L’anime che trasforma internet in un mondo infestato
Cosa succede ai nostri profili social quando smettiamo di esistere? Dead Account parte da una domanda inquietante e tremendamente attuale, trasformandola in un anime che mescola azione soprannaturale e paranoia digitale. In un’epoca in cui la nostra identità vive online tanto quanto nel mondo reale, questa serie porta all’estremo il concetto di traccia digitale, immaginando un futuro in cui gli account dei defunti non scompaiono, ma tornano a perseguitare i vivi. Debuttato il 10 gennaio 2026, Dead Account si inserisce perfettamente nel filone di anime che sanno leggere le paure moderne e trasformarle in puro intrattenimento nerd.
E se il tuo ultimo accesso online non fosse davvero… l’ultimo?
Dead Account è una nuova serie anime supernatural action basata sull’omonimo manga di Shizumu Watanabe e racconta un mondo in cui la morte non segna la fine della presenza online di una persona. Al contrario, i profili social dei defunti possono trasformarsi in veri e propri fantasmi digitali, entità capaci di infestare la rete e, nei casi peggiori, di manifestarsi anche nel mondo reale. Un’idea semplice, ma potentissima, che colpisce dritto al cuore delle ansie contemporanee legate a internet, alla memoria e all’identità.

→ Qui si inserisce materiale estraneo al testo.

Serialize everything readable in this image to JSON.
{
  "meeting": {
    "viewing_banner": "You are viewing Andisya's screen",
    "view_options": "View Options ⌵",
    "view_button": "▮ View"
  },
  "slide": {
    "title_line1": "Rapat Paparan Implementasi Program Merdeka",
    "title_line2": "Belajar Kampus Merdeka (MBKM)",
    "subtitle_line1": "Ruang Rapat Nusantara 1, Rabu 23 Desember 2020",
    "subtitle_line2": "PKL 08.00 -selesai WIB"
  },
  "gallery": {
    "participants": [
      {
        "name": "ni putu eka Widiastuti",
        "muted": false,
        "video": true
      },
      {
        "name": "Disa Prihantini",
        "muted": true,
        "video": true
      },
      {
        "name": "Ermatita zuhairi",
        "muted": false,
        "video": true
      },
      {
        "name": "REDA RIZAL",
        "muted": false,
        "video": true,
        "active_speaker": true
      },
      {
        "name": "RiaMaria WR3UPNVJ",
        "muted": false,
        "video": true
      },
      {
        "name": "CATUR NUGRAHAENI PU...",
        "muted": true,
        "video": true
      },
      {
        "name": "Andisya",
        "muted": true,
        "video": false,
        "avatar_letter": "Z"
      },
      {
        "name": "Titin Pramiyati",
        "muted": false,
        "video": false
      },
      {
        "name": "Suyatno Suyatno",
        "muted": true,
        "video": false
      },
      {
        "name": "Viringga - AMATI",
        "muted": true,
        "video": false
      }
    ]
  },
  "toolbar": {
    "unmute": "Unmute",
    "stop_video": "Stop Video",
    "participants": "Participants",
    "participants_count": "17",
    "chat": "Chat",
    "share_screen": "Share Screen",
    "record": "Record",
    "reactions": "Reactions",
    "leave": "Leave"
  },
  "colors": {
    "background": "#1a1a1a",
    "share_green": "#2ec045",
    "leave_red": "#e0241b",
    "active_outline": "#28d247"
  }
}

Il protagonista della storia è Soji Enishiro, un adolescente che vive di streaming e provocazioni online. I suoi contenuti sono spesso sopra le righe, ma dietro quella facciata c’è una motivazione concreta: guadagnare abbastanza denaro per aiutare la sorella. La sua vita cambia drasticamente quando viene attaccato da uno spirito digitale nato da un account di un defunto. Questo incontro traumatico risveglia in lui poteri soprannaturali latenti, trascinandolo in un conflitto molto più grande di quanto potesse immaginare.
Dopo l’attacco, Soji viene reclutato nella Miden Academy, una scuola speciale in cui vengono addestrati giovani esorcisti digitali. Qui, gli studenti imparano a combattere i fantasmi tecnologici, entità che rappresentano il lato più oscuro del legame tra esseri umani e social media. L’idea di un’accademia che unisce rituali esorcistici e tecnologia moderna è uno degli elementi più affascinanti dell’anime, capace di fondere tradizione e futuro in modo sorprendentemente coerente.

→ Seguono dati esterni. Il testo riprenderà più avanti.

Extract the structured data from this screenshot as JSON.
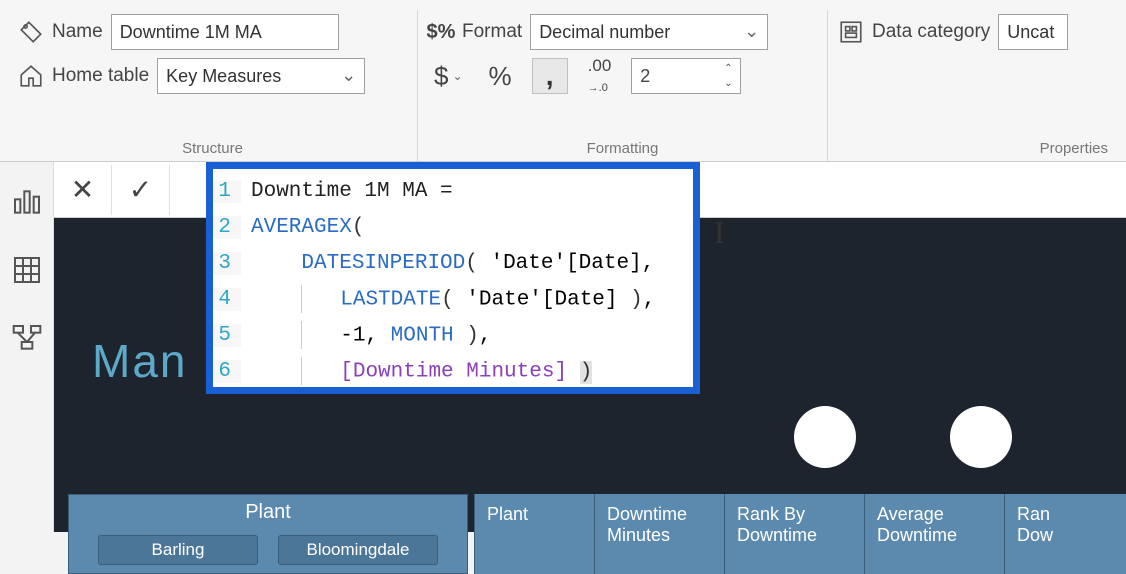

Dal punto di vista produttivo, Dead Account è realizzato dallo studio SynergySP e va in onda ogni sabato in Giappone all’interno del blocco IMAnimation su TV Asahi. Anche il cast vocale contribuisce a dare peso al progetto, con Nobuhiko Okamoto che presta la voce a Soji, Koki Uchiyama nel ruolo di Kukuru e Fairouz Ai nei panni di Kiyomi, nomi molto amati dai fan degli anime action e supernatural.
Ciò che rende Dead Account davvero interessante non è solo l’azione o l’estetica cupa, ma il modo in cui riflette sul nostro rapporto con il digitale. L’anime esplora cosa significa lasciare tracce online, cosa succede quando queste tracce diventano incontrollabili e come il confine tra vita, morte e rete sia sempre più sottile. È una storia che intrattiene, ma allo stesso tempo fa riflettere, sfruttando l’horror soprannaturale per raccontare una paura estremamente reale.
Se ami gli anime che sanno essere moderni, inquietanti e concettualmente forti, Dead Account è una serie che merita decisamente un posto nella tua watchlist.